Yesterday's experience, heart open, staring up into the sky through a filter designed to keep my eyes safe from radiation, bound on both sides by the people I love most in this world, is an artifact I want to tuck away into my heart for forever. The sky was awe-inspiring, as well as the show it put on down here on earth, where we tiny, solitary humans found ourselves gathered together to see a celestial display like few of us have ever viewed before, a shared mass, a momentary acceptance of the magnificence of our universe.
I am able to fully remember and appreciate those moments, that sweet two minutes and twenty-nine seconds because I made the choice to be completely present. No phone, off the grid, limited communication thanks to so many factors, including a glorious lack of coverage, and a phone that was giving up the energy ghost. But I didn't miss anything. I found everything.

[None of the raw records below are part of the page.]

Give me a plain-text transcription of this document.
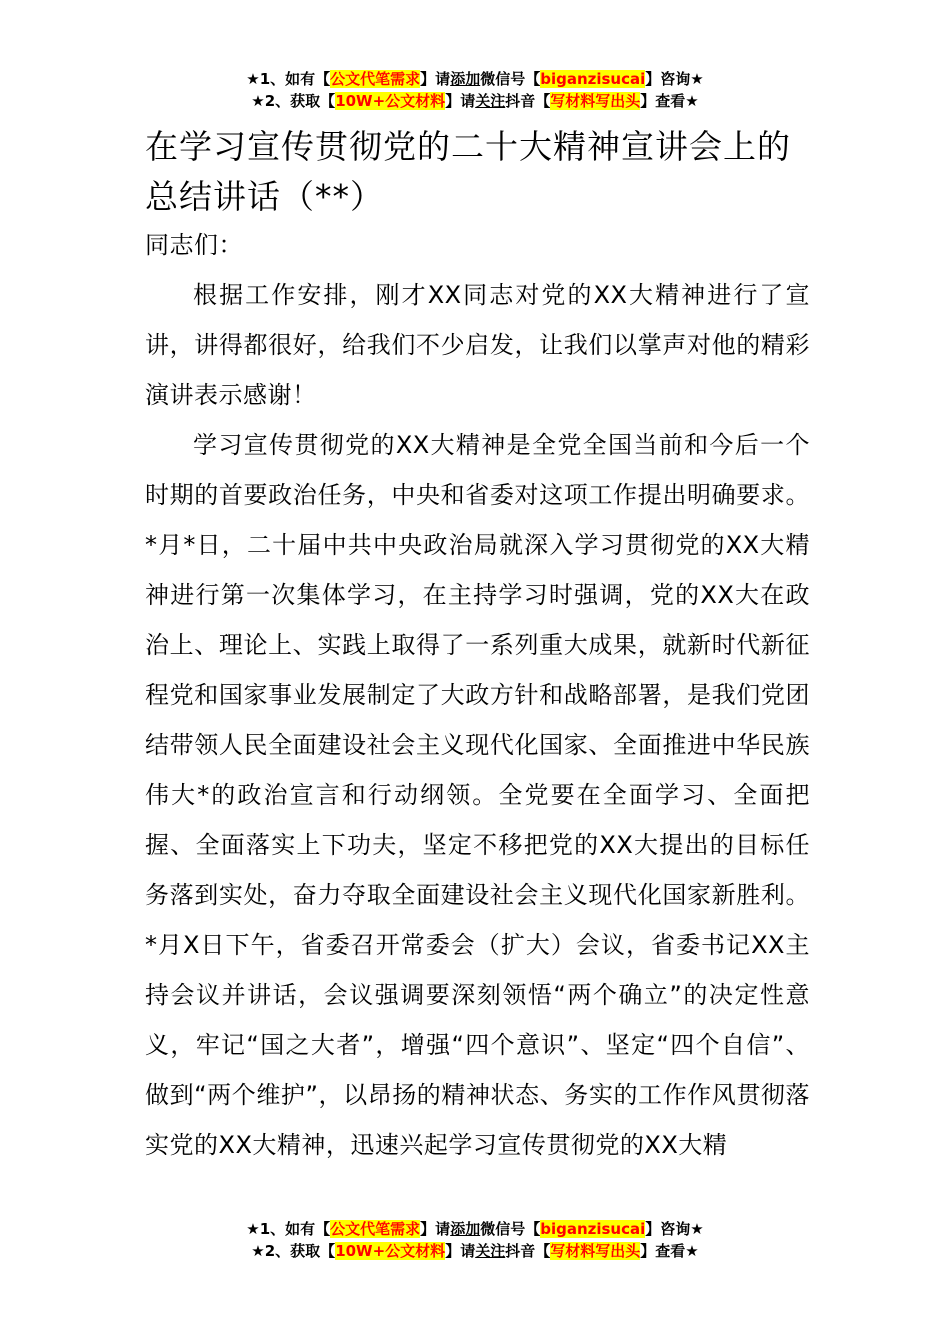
★1、如有【公文代笔需求】请添加微信号【biganzisucai】咨询★
★2、获取【10W+公文材料】请关注抖音【写材料写出头】查看★
在学习宣传贯彻党的二十大精神宣讲会上的总结讲话（**）

同志们：

根据工作安排，刚才XX同志对党的XX大精神进行了宣讲，讲得都很好，给我们不少启发，让我们以掌声对他的精彩演讲表示感谢！

学习宣传贯彻党的XX大精神是全党全国当前和今后一个时期的首要政治任务，中央和省委对这项工作提出明确要求。*月*日，二十届中共中央政治局就深入学习贯彻党的XX大精神进行第一次集体学习，在主持学习时强调，党的XX大在政治上、理论上、实践上取得了一系列重大成果，就新时代新征程党和国家事业发展制定了大政方针和战略部署，是我们党团结带领人民全面建设社会主义现代化国家、全面推进中华民族伟大*的政治宣言和行动纲领。全党要在全面学习、全面把握、全面落实上下功夫，坚定不移把党的XX大提出的目标任务落到实处，奋力夺取全面建设社会主义现代化国家新胜利。*月X日下午，省委召开常委会（扩大）会议，省委书记XX主持会议并讲话，会议强调要深刻领悟“两个确立”的决定性意义，牢记“国之大者”，增强“四个意识”、坚定“四个自信”、做到“两个维护”，以昂扬的精神状态、务实的工作作风贯彻落实党的XX大精神，迅速兴起学习宣传贯彻党的XX大精

★1、如有【公文代笔需求】请添加微信号【biganzisucai】咨询★
★2、获取【10W+公文材料】请关注抖音【写材料写出头】查看★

What did our ancestors do before the were attached by the thumb and fore to a world trapped in a tiny box? Shit, what did I do before that? I was a reasonable human who knew how to talk to the people around me. Don't get me wrong... I'm not hating on my iPhone. Or your Droid.
But yesterday left me hungry for more. More of the authentic. More of the genuine. More moments disengaged from technology. More moments engaged with the ones I love. More moments in the woods, in a hammock, playing a ridiculous game of twenty questions with a slightly ailing six and a half year old and an indulgent thirty-five year old who plays silly games with me when I really want to. I want more real, tangible moments to be stowed away in a journal, written away in the filing cabinet of my mind, knowing these are the moments that are precious and last. I want more present, more real, more now. I want more moments of sunlight that bounce out of me like crazy beams of joy, like the corona yesterday. I don't think I could have experienced what I did yesterday, and to have not been changed by it.